Oracle Is Cutting Up to 30,000 Workers to Fund $156 Billion in AI Infrastructure
Oracle terminated between 20,000 and 30,000 employees in late March, approximately 18% of its global workforce. [4] Workers were notified by email at 6am with no prior warning. The company expects to free $8 to $10 billion annually from the headcount reduction, redirected entirely toward AI data center construction. Oracle has committed $156 billion in AI infrastructure investment over the next several years. [5]
In the same period, Oracle filed over 3,100 H-1B visa petitions. [6] The company reduced its workforce by tens of thousands while simultaneously applying for thousands of foreign worker visas. Both moves were framed under the same AI investment rationale.
My Take
A 6am email to 30,000 people with no warning is not an investment strategy. It is a cost extraction event. The simultaneous H-1B filings make the stated rationale even harder to accept at face value. Oracle is not cutting headcount because AI has made these roles obsolete. Oracle is cutting headcount to free capital for infrastructure, and AI is the narrative frame around it. The workers who built Oracle's revenue base are funding the company's next bet. Executive compensation will not reflect the same sacrifice. Worth calling it plainly: this is corporate cost savings being sold as a technology pivot.

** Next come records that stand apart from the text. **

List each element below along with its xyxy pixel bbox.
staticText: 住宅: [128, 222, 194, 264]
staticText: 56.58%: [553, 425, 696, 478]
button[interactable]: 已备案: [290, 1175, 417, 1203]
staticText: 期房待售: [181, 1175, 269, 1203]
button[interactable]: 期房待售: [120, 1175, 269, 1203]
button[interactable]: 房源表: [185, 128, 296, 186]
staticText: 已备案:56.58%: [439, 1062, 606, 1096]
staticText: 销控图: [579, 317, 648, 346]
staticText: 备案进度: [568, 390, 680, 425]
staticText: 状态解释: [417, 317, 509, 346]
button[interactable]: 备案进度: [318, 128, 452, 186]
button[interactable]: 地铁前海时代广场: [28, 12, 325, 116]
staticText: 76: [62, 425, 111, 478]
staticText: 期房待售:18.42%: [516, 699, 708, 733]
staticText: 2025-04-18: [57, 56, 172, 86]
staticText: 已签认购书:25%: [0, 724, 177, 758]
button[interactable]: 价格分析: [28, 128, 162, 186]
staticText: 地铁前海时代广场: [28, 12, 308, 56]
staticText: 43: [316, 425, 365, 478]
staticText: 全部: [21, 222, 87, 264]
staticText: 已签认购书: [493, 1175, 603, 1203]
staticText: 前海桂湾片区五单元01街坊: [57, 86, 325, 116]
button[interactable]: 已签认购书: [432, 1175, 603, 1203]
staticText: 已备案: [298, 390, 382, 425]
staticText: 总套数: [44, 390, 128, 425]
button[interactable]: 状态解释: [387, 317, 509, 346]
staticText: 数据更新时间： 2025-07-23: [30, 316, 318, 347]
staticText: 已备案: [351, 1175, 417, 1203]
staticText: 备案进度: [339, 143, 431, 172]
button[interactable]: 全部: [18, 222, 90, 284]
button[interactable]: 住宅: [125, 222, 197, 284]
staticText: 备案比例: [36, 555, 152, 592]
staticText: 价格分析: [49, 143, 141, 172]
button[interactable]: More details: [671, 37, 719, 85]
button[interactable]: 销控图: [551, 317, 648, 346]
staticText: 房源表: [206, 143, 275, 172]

DeepSeek V4 Is Being Built on Huawei Chips Only, NVIDIA and AMD Were Denied Access
DeepSeek's upcoming V4 model is being developed exclusively on Huawei Ascend hardware. According to multiple reports, DeepSeek denied NVIDIA and AMD early access during development, giving Huawei and domestic Chinese chipmakers a head start on optimization. [7] V4 is a trillion-parameter mixture-of-experts architecture with a 1 million-token context window. DeepSeek plans to release it under Apache 2.0 at launch. [8] [9]
This would make V4 the first frontier-class open-source model developed without NVIDIA infrastructure. US export controls have restricted Huawei's access to advanced chips from American manufacturers since 2020. Chinese AI labs have been building on domestic hardware under that pressure ever since. DeepSeek V4 is the first publicly confirmed case of a frontier model being trained on Huawei Ascend at this parameter scale.
My Take
Export controls are producing two effects simultaneously. They limit access to high-end inference hardware for Chinese labs in the short term. They accelerate domestic Chinese chip investment in the medium term. If V4 ships at the described scale and performs competitively on Huawei Ascend, that is direct evidence the containment strategy has a ceiling. The Apache 2.0 license is separately good for the open-source ecosystem. The hardware exclusion is a geopolitical data point. Worth tracking both threads as this one develops.